Biol 591 
Introduction to Bioinformatics
Scenario 2, Problem Set 2P
Fall 2003 

All prior and future Study Questions are deemed members of a problem set. This makes them fair game on days in which we discuss problem sets (and also when I devise questions for exams).

PS2P-1. Discover! Download and run ps2p-1.pl, part of which is reproduced below. Fool around with it, change anything you can think of,  make simple programs to teach yourself what each of these lines do:

@letters = split //, $sequence;
while($sequence =~ /(...)/g) {
   push @triplets, $1;
}
print "@triplets", $LF;
print join("|", @letters);
print "First triplet: ", $triplets[0], $LF;
print "Last triplet: ", $triplets[-1], $LF, $LF;
In particular:
1a. What does split //, $sequence do?
1b. What does $sequence =~ /(...)/g do?
1c. What does join(" ", @array) do?
1d. What does $triplets[-1] refer to?
PS1P-2. Discover! Download and run ps2p-2.pl , part of which is reproduced below, and the accompanying data files ps2p-2-data1.txt and ps2p-2-data2.txt. Fool around with it, change anything you can think of,  until you understand what each of these lines do:

  @combined_list = (@input_list1, @input_list2);
  @final_list = sort (@combined_list);

In particular:

2a. What does the syntax (@array1, @array2) do?
2b. What does sort do?
2c. What's the use of this program?
PS1P-3.  Make an array that contains the letters from A to Z, where each element contains a single letter. Use elements of the array to spell out your name.

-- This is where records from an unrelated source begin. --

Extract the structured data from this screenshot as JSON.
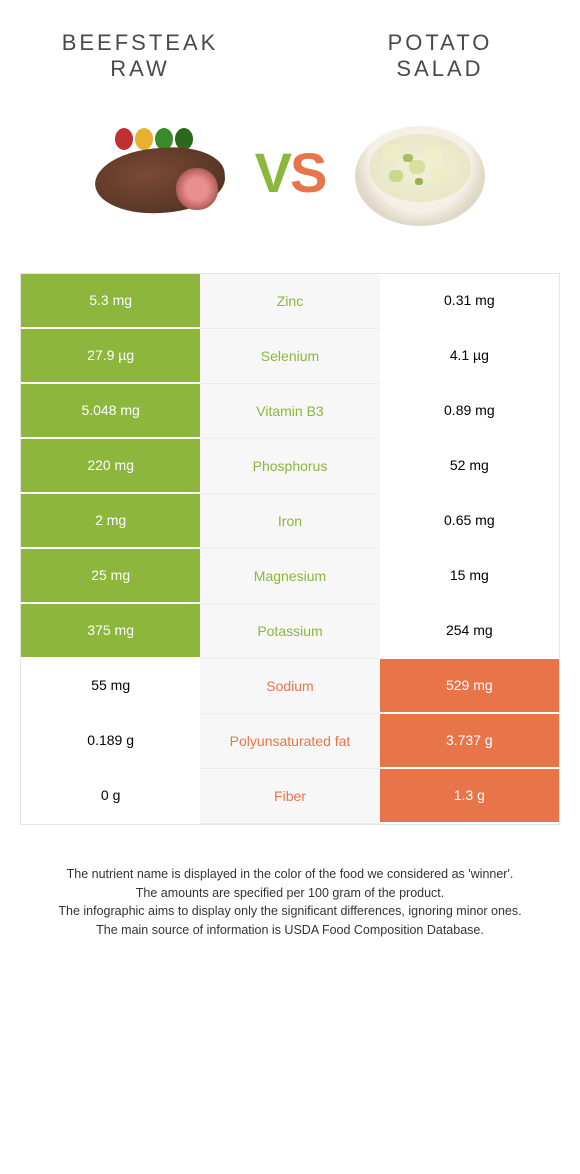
{
  "left_food": {
    "line1": "BEEFSTEAK",
    "line2": "RAW"
  },
  "right_food": {
    "line1": "POTATO",
    "line2": "SALAD"
  },
  "vs": {
    "v": "V",
    "s": "S"
  },
  "colors": {
    "green": "#8cb63c",
    "orange": "#e8754a",
    "bg": "#ffffff",
    "cell_bg": "#f7f7f7"
  },
  "rows": [
    {
      "left": "5.3 mg",
      "label": "Zinc",
      "right": "0.31 mg",
      "winner": "left"
    },
    {
      "left": "27.9 µg",
      "label": "Selenium",
      "right": "4.1 µg",
      "winner": "left"
    },
    {
      "left": "5.048 mg",
      "label": "Vitamin B3",
      "right": "0.89 mg",
      "winner": "left"
    },
    {
      "left": "220 mg",
      "label": "Phosphorus",
      "right": "52 mg",
      "winner": "left"
    },
    {
      "left": "2 mg",
      "label": "Iron",
      "right": "0.65 mg",
      "winner": "left"
    },
    {
      "left": "25 mg",
      "label": "Magnesium",
      "right": "15 mg",
      "winner": "left"
    },
    {
      "left": "375 mg",
      "label": "Potassium",
      "right": "254 mg",
      "winner": "left"
    },
    {
      "left": "55 mg",
      "label": "Sodium",
      "right": "529 mg",
      "winner": "right"
    },
    {
      "left": "0.189 g",
      "label": "Polyunsaturated fat",
      "right": "3.737 g",
      "winner": "right"
    },
    {
      "left": "0 g",
      "label": "Fiber",
      "right": "1.3 g",
      "winner": "right"
    }
  ],
  "footnote": {
    "l1": "The nutrient name is displayed in the color of the food we considered as 'winner'.",
    "l2": "The amounts are specified per 100 gram of the product.",
    "l3": "The infographic aims to display only the significant differences, ignoring minor ones.",
    "l4": "The main source of information is USDA Food Composition Database."
  }
}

PS1P-4. Use two loops to print out on the screen something like graph paper:

       A B C D E F G H I J K L M N O P Q R S T
     1
     2
     3
    ...
    20
PS1P-5. Download and run ps2p-5.pl, then look at the program.
5a. As written, the program would read more clearly if the two statements of the form:
for (specifications)
were replaced with statements of the form:
foreach $variable (list)
Make the two replacements.

5b. If you increase the value of $last_integer to something more interesting, like 10e7, then the time of execution becomes of great interest. The program would run about twice as fast if the loops didn't consider even numbers. Change the loops so that it does not. Make sure that the output of the program is the same, except, perhaps, for the first number.

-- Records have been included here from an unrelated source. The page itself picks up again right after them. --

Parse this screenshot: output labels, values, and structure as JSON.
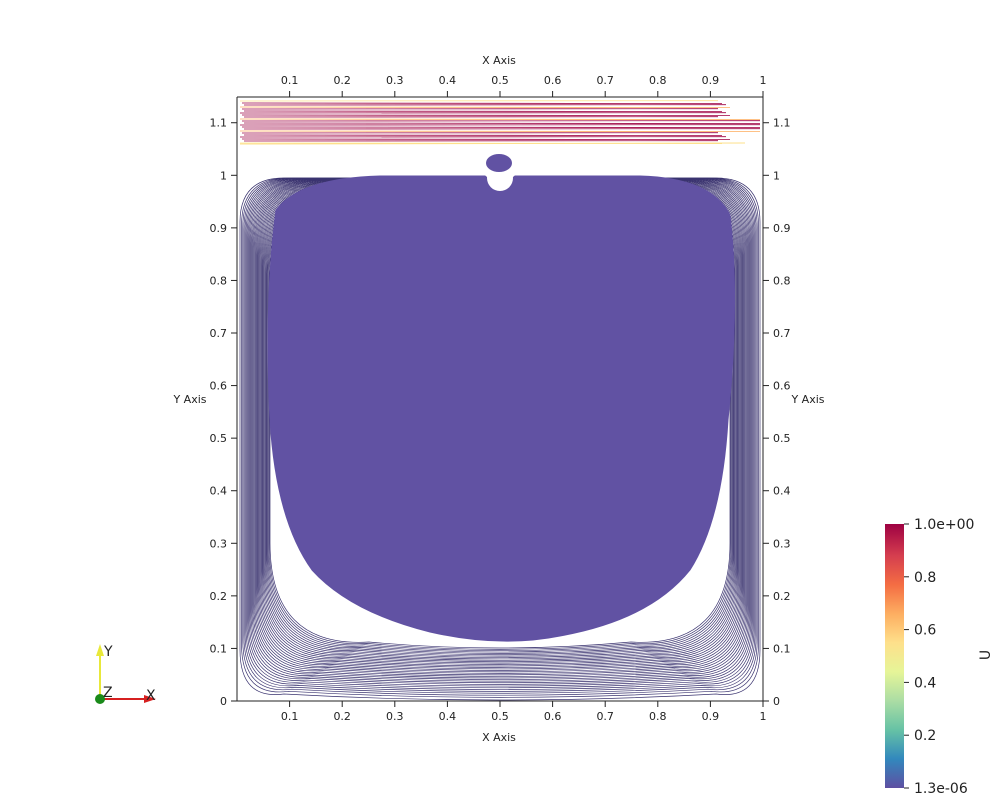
{
  "chart_data": {
    "type": "contour",
    "x_axis_title": "X Axis",
    "y_axis_title": "Y Axis",
    "x_ticks": [
      "0.1",
      "0.2",
      "0.3",
      "0.4",
      "0.5",
      "0.6",
      "0.7",
      "0.8",
      "0.9",
      "1"
    ],
    "y_ticks": [
      "0",
      "0.1",
      "0.2",
      "0.3",
      "0.4",
      "0.5",
      "0.6",
      "0.7",
      "0.8",
      "0.9",
      "1",
      "1.1"
    ],
    "xlim": [
      0,
      1
    ],
    "ylim": [
      0,
      1.15
    ],
    "colorbar": {
      "variable": "U",
      "min_label": "1.3e-06",
      "max_label": "1.0e+00",
      "tick_labels": [
        "0.2",
        "0.4",
        "0.6",
        "0.8"
      ],
      "tick_values": [
        0.2,
        0.4,
        0.6,
        0.8
      ],
      "colors": [
        "#5e4fa2",
        "#3288bd",
        "#66c2a5",
        "#abdda4",
        "#e6f598",
        "#fee08b",
        "#fdae61",
        "#f46d43",
        "#d53e4f",
        "#9e0142"
      ]
    },
    "contour_line_color": "#3b3470",
    "fill_color": "#6152a3",
    "orientation_axes": {
      "x": "X",
      "y": "Y",
      "z": "Z"
    }
  }
}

PS1P-6. Write a quick program, using two for/foreach loops to print out every possible palindrome of length 4. You might make good use of the following subroutine:
#### REVERSE_COMPLEMENT (sequence)
#    Returns reverse complement of sequence
#    In other words, takes strand 5' -> 3' and returns other strand 5' -> 3'
#    Preserves case of input sequence
#    Reverse_complement degenerate symbols (e.g. R) as well
sub Reverse_complement {
   my ($sequence) = @_;
   $sequence =~ tr/ACGTKMRSWYBDHVNXacgtkmrswybdhvnx/TGCAMKYWSRVHDBNXtgcamkywsrvhdbnx/;
   return reverse($sequence);
}
PS1P-7.  Consider ps2p-7.pl (a derivative of BlastParser). Its use of Shift/Unshift is confusing (at least to me). Eliminate all uses of unshift and shift, replacing them with push and pop. Make sure that the output of the program is the same in the program you produce as the program you're given!

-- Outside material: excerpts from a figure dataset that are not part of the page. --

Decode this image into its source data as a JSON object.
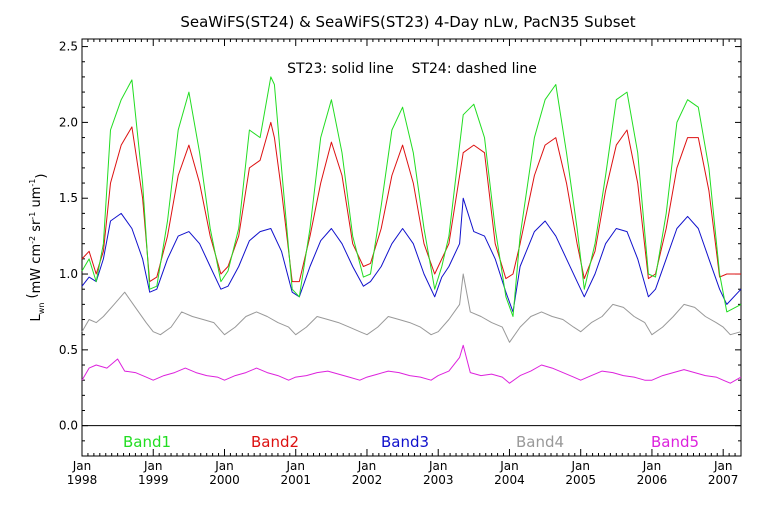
{
  "chart_data": {
    "type": "line",
    "title": "SeaWiFS(ST24) & SeaWiFS(ST23) 4-Day nLw, PacN35 Subset",
    "subtitle": "ST23: solid line    ST24: dashed line",
    "ylabel": "L_wn (mW cm^-2 sr^-1 um^-1)",
    "ylim": [
      -0.2,
      2.55
    ],
    "xlim": [
      1998.0,
      2007.25
    ],
    "yticks": [
      "0.0",
      "0.5",
      "1.0",
      "1.5",
      "2.0",
      "2.5"
    ],
    "xticks": [
      {
        "month": "Jan",
        "year": "1998"
      },
      {
        "month": "Jan",
        "year": "1999"
      },
      {
        "month": "Jan",
        "year": "2000"
      },
      {
        "month": "Jan",
        "year": "2001"
      },
      {
        "month": "Jan",
        "year": "2002"
      },
      {
        "month": "Jan",
        "year": "2003"
      },
      {
        "month": "Jan",
        "year": "2004"
      },
      {
        "month": "Jan",
        "year": "2005"
      },
      {
        "month": "Jan",
        "year": "2006"
      },
      {
        "month": "Jan",
        "year": "2007"
      }
    ],
    "reference_line_y": 0.0,
    "series": [
      {
        "name": "Band1",
        "color": "#22dd22",
        "x": [
          1998.0,
          1998.1,
          1998.2,
          1998.3,
          1998.4,
          1998.55,
          1998.7,
          1998.85,
          1998.95,
          1999.05,
          1999.2,
          1999.35,
          1999.5,
          1999.65,
          1999.8,
          1999.95,
          2000.05,
          2000.2,
          2000.35,
          2000.5,
          2000.65,
          2000.7,
          2000.8,
          2000.95,
          2001.05,
          2001.2,
          2001.35,
          2001.5,
          2001.65,
          2001.8,
          2001.95,
          2002.05,
          2002.2,
          2002.35,
          2002.5,
          2002.65,
          2002.8,
          2002.95,
          2003.05,
          2003.15,
          2003.35,
          2003.5,
          2003.65,
          2003.8,
          2003.95,
          2004.05,
          2004.15,
          2004.35,
          2004.5,
          2004.65,
          2004.8,
          2004.95,
          2005.05,
          2005.2,
          2005.35,
          2005.5,
          2005.65,
          2005.8,
          2005.95,
          2006.05,
          2006.2,
          2006.35,
          2006.5,
          2006.65,
          2006.8,
          2006.95,
          2007.05,
          2007.25
        ],
        "values": [
          1.02,
          1.1,
          0.95,
          1.2,
          1.95,
          2.15,
          2.28,
          1.6,
          0.9,
          0.92,
          1.35,
          1.95,
          2.2,
          1.8,
          1.3,
          0.95,
          1.02,
          1.3,
          1.95,
          1.9,
          2.3,
          2.25,
          1.7,
          0.9,
          0.85,
          1.3,
          1.9,
          2.15,
          1.8,
          1.25,
          0.98,
          1.0,
          1.45,
          1.95,
          2.1,
          1.8,
          1.3,
          0.9,
          1.05,
          1.25,
          2.05,
          2.12,
          1.9,
          1.3,
          0.85,
          0.72,
          1.25,
          1.9,
          2.15,
          2.25,
          1.8,
          1.3,
          0.9,
          1.2,
          1.65,
          2.15,
          2.2,
          1.8,
          1.0,
          0.98,
          1.4,
          2.0,
          2.15,
          2.1,
          1.7,
          1.0,
          0.75,
          0.8
        ]
      },
      {
        "name": "Band2",
        "color": "#dd1111",
        "x": [
          1998.0,
          1998.1,
          1998.2,
          1998.3,
          1998.4,
          1998.55,
          1998.7,
          1998.85,
          1998.95,
          1999.05,
          1999.2,
          1999.35,
          1999.5,
          1999.65,
          1999.8,
          1999.95,
          2000.05,
          2000.2,
          2000.35,
          2000.5,
          2000.65,
          2000.7,
          2000.8,
          2000.95,
          2001.05,
          2001.2,
          2001.35,
          2001.5,
          2001.65,
          2001.8,
          2001.95,
          2002.05,
          2002.2,
          2002.35,
          2002.5,
          2002.65,
          2002.8,
          2002.95,
          2003.05,
          2003.15,
          2003.35,
          2003.5,
          2003.65,
          2003.8,
          2003.95,
          2004.05,
          2004.15,
          2004.35,
          2004.5,
          2004.65,
          2004.8,
          2004.95,
          2005.05,
          2005.2,
          2005.35,
          2005.5,
          2005.65,
          2005.8,
          2005.95,
          2006.05,
          2006.2,
          2006.35,
          2006.5,
          2006.65,
          2006.8,
          2006.95,
          2007.05,
          2007.25
        ],
        "values": [
          1.1,
          1.15,
          1.0,
          1.15,
          1.6,
          1.85,
          1.97,
          1.5,
          0.95,
          0.98,
          1.25,
          1.65,
          1.85,
          1.6,
          1.25,
          1.0,
          1.05,
          1.25,
          1.7,
          1.75,
          2.0,
          1.9,
          1.55,
          0.95,
          0.95,
          1.25,
          1.6,
          1.87,
          1.65,
          1.2,
          1.05,
          1.07,
          1.3,
          1.65,
          1.85,
          1.6,
          1.2,
          1.0,
          1.1,
          1.2,
          1.8,
          1.85,
          1.8,
          1.2,
          0.97,
          1.0,
          1.2,
          1.65,
          1.85,
          1.9,
          1.6,
          1.2,
          0.97,
          1.15,
          1.55,
          1.85,
          1.95,
          1.6,
          0.97,
          1.0,
          1.3,
          1.7,
          1.9,
          1.9,
          1.55,
          0.98,
          1.0,
          1.0
        ]
      },
      {
        "name": "Band3",
        "color": "#1111cc",
        "x": [
          1998.0,
          1998.1,
          1998.2,
          1998.3,
          1998.4,
          1998.55,
          1998.7,
          1998.85,
          1998.95,
          1999.05,
          1999.2,
          1999.35,
          1999.5,
          1999.65,
          1999.8,
          1999.95,
          2000.05,
          2000.2,
          2000.35,
          2000.5,
          2000.65,
          2000.8,
          2000.95,
          2001.05,
          2001.2,
          2001.35,
          2001.5,
          2001.65,
          2001.8,
          2001.95,
          2002.05,
          2002.2,
          2002.35,
          2002.5,
          2002.65,
          2002.8,
          2002.95,
          2003.05,
          2003.15,
          2003.3,
          2003.35,
          2003.5,
          2003.65,
          2003.8,
          2003.95,
          2004.05,
          2004.15,
          2004.35,
          2004.5,
          2004.65,
          2004.8,
          2004.95,
          2005.05,
          2005.2,
          2005.35,
          2005.5,
          2005.65,
          2005.8,
          2005.95,
          2006.05,
          2006.2,
          2006.35,
          2006.5,
          2006.65,
          2006.8,
          2006.95,
          2007.05,
          2007.25
        ],
        "values": [
          0.92,
          0.98,
          0.95,
          1.1,
          1.35,
          1.4,
          1.3,
          1.1,
          0.88,
          0.9,
          1.1,
          1.25,
          1.28,
          1.2,
          1.05,
          0.9,
          0.92,
          1.05,
          1.22,
          1.28,
          1.3,
          1.15,
          0.88,
          0.85,
          1.05,
          1.22,
          1.3,
          1.2,
          1.05,
          0.92,
          0.95,
          1.05,
          1.2,
          1.3,
          1.2,
          1.0,
          0.85,
          0.98,
          1.05,
          1.2,
          1.5,
          1.28,
          1.25,
          1.1,
          0.88,
          0.75,
          1.05,
          1.28,
          1.35,
          1.25,
          1.1,
          0.95,
          0.85,
          1.0,
          1.2,
          1.3,
          1.28,
          1.1,
          0.85,
          0.9,
          1.1,
          1.3,
          1.38,
          1.3,
          1.1,
          0.9,
          0.8,
          0.9
        ]
      },
      {
        "name": "Band4",
        "color": "#999999",
        "x": [
          1998.0,
          1998.1,
          1998.2,
          1998.3,
          1998.45,
          1998.6,
          1998.75,
          1998.9,
          1999.0,
          1999.1,
          1999.25,
          1999.4,
          1999.55,
          1999.7,
          1999.85,
          2000.0,
          2000.15,
          2000.3,
          2000.45,
          2000.6,
          2000.75,
          2000.9,
          2001.0,
          2001.15,
          2001.3,
          2001.45,
          2001.6,
          2001.75,
          2001.9,
          2002.0,
          2002.15,
          2002.3,
          2002.45,
          2002.6,
          2002.75,
          2002.9,
          2003.0,
          2003.15,
          2003.3,
          2003.35,
          2003.45,
          2003.6,
          2003.75,
          2003.9,
          2004.0,
          2004.15,
          2004.3,
          2004.45,
          2004.6,
          2004.75,
          2004.9,
          2005.0,
          2005.15,
          2005.3,
          2005.45,
          2005.6,
          2005.75,
          2005.9,
          2006.0,
          2006.15,
          2006.3,
          2006.45,
          2006.6,
          2006.75,
          2006.9,
          2007.0,
          2007.1,
          2007.25
        ],
        "values": [
          0.62,
          0.7,
          0.68,
          0.72,
          0.8,
          0.88,
          0.78,
          0.68,
          0.62,
          0.6,
          0.65,
          0.75,
          0.72,
          0.7,
          0.68,
          0.6,
          0.65,
          0.72,
          0.75,
          0.72,
          0.68,
          0.65,
          0.6,
          0.65,
          0.72,
          0.7,
          0.68,
          0.65,
          0.62,
          0.6,
          0.65,
          0.72,
          0.7,
          0.68,
          0.65,
          0.6,
          0.62,
          0.7,
          0.8,
          1.0,
          0.75,
          0.72,
          0.68,
          0.65,
          0.55,
          0.65,
          0.72,
          0.75,
          0.72,
          0.7,
          0.65,
          0.62,
          0.68,
          0.72,
          0.8,
          0.78,
          0.72,
          0.68,
          0.6,
          0.65,
          0.72,
          0.8,
          0.78,
          0.72,
          0.68,
          0.65,
          0.6,
          0.62
        ]
      },
      {
        "name": "Band5",
        "color": "#dd22dd",
        "x": [
          1998.0,
          1998.1,
          1998.2,
          1998.35,
          1998.5,
          1998.6,
          1998.75,
          1998.9,
          1999.0,
          1999.15,
          1999.3,
          1999.45,
          1999.6,
          1999.75,
          1999.9,
          2000.0,
          2000.15,
          2000.3,
          2000.45,
          2000.6,
          2000.75,
          2000.9,
          2001.0,
          2001.15,
          2001.3,
          2001.45,
          2001.6,
          2001.75,
          2001.9,
          2002.0,
          2002.15,
          2002.3,
          2002.45,
          2002.6,
          2002.75,
          2002.9,
          2003.0,
          2003.15,
          2003.3,
          2003.35,
          2003.45,
          2003.6,
          2003.75,
          2003.9,
          2004.0,
          2004.15,
          2004.3,
          2004.45,
          2004.6,
          2004.75,
          2004.9,
          2005.0,
          2005.15,
          2005.3,
          2005.45,
          2005.6,
          2005.75,
          2005.9,
          2006.0,
          2006.15,
          2006.3,
          2006.45,
          2006.6,
          2006.75,
          2006.9,
          2007.0,
          2007.1,
          2007.25
        ],
        "values": [
          0.3,
          0.38,
          0.4,
          0.38,
          0.44,
          0.36,
          0.35,
          0.32,
          0.3,
          0.33,
          0.35,
          0.38,
          0.35,
          0.33,
          0.32,
          0.3,
          0.33,
          0.35,
          0.38,
          0.35,
          0.33,
          0.3,
          0.32,
          0.33,
          0.35,
          0.36,
          0.34,
          0.32,
          0.3,
          0.32,
          0.34,
          0.36,
          0.35,
          0.33,
          0.32,
          0.3,
          0.33,
          0.36,
          0.45,
          0.53,
          0.35,
          0.33,
          0.34,
          0.32,
          0.28,
          0.33,
          0.36,
          0.4,
          0.38,
          0.35,
          0.32,
          0.3,
          0.33,
          0.36,
          0.35,
          0.33,
          0.32,
          0.3,
          0.3,
          0.33,
          0.35,
          0.37,
          0.35,
          0.33,
          0.32,
          0.3,
          0.28,
          0.32
        ]
      }
    ]
  }
}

PS1P-8. Modify ps2p-7.pl so that it keeps track of the lengths of open reading frames (ORFs). It should store in an array @orf_lengths the number of times ORFs of a given size occurs in the data set. For example, if there are 27 instances of an ORF of length 169, then $orf_length[169] should equal 27. For each length, print the length and the value of $orf_length to a file, then use Excel to display a graph of ORF length vs frequency.

PS1P-9. Change Find_NtcA.pl (which you wrote according to the specifications in the notes) so that it prints out only the total number of exact matches and inexact matches.

PS1P-10. Change the model in Find_NtcA so that it simulates an intergenic sequence. In Anabaena, intergenic sequences have a GC fraction of 36.1%. How much of a difference in the predicted number of NtcA-binding sites does it make to presume (a) equal nucleotide frequency, (b) nucleotide frequency is same as overall genome, (c) nucleotide frequency is same as intergenic region?

PS1P-11. Bottom line: Do you think it would be worthwhile spending the next year in the lab testing the hetQ region for binding to NtcA?